To preorder a CSA box from Footprint Farms, consumers can visit their Facebook page and use the order form at the top of the page. Along with debit or credit cards, they also take EBT payment and food vouchers. 

‘Tips for Holidays’  

Thanksgiving is this week, which means tons of food will be cooked and a lot  thrown away. In 2016, the U.S. Chamber of Commerce Foundation reported that on Thanksgiving Day, 172 million pounds of turkey, more than 150 million pounds of sides and 14 million pounds of dinner rolls was wasted nationwide. 

Regina Anderson shared a few tips for curbing food waste for this holiday season and beyond. First, she said, freezers are a good way to keep food from going to waste, she said. 

“When I really like something, when I put it in the freezer, not only do I label it with the date I put it in there, I’ll put yum. That’s like an indicator to myself this is good stuff. Freezing food is huge,” Anderson said. 

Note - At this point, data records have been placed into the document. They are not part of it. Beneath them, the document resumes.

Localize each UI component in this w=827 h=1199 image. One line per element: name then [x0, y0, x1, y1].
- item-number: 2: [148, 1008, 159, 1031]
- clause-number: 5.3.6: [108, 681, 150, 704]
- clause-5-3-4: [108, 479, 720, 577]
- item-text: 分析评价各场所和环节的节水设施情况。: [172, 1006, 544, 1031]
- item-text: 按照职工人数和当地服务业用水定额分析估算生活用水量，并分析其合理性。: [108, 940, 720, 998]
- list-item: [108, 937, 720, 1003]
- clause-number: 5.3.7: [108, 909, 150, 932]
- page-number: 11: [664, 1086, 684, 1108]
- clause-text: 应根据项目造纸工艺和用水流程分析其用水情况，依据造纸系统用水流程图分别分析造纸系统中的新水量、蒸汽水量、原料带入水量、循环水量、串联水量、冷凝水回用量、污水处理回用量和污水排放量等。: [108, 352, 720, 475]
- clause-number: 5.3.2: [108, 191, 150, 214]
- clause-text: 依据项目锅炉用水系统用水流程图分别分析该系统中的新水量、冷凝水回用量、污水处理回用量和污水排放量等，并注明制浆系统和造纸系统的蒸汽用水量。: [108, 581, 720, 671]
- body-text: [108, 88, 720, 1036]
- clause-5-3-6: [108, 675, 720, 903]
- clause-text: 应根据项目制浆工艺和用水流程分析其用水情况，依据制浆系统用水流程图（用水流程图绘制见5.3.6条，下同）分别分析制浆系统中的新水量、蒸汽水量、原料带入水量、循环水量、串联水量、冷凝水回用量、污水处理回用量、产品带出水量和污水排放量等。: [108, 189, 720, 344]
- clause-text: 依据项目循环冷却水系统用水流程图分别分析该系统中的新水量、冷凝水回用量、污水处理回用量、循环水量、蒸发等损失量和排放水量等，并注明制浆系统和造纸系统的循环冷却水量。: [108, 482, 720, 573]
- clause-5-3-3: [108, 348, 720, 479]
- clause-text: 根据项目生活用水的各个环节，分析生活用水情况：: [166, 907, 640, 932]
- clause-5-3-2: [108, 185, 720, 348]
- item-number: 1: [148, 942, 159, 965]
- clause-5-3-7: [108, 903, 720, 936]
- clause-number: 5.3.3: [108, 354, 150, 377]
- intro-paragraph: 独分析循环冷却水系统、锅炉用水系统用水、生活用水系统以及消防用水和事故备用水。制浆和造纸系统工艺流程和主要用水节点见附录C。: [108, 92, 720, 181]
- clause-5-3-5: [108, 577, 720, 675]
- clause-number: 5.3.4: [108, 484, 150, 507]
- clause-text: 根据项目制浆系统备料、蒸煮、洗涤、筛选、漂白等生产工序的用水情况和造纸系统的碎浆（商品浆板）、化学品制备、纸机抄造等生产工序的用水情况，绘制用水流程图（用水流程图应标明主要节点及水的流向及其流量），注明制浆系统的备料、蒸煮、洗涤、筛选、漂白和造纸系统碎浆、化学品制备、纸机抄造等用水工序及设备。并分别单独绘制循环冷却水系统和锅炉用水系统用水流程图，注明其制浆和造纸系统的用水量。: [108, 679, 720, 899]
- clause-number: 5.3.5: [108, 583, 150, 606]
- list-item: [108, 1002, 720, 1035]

Putting together “everything meals” is another good way to not waste food, where people make creative meals out of leftover food in their fridge or pantries, Anderson said. She also suggests that consumers take inventory of items in their kitchen, so they do not buy a product they already have. And there is an app called Olio, which is the Letgo or Offer Up of food, she said. 

“We have this apple pie and these kabobs, and we don’t need this extra food because we’re going out of town. You can take a picture of your food, post it on Olio and your neighbor can get it. You’ll be surprised about who will comment that they want your dish,” Anderson said.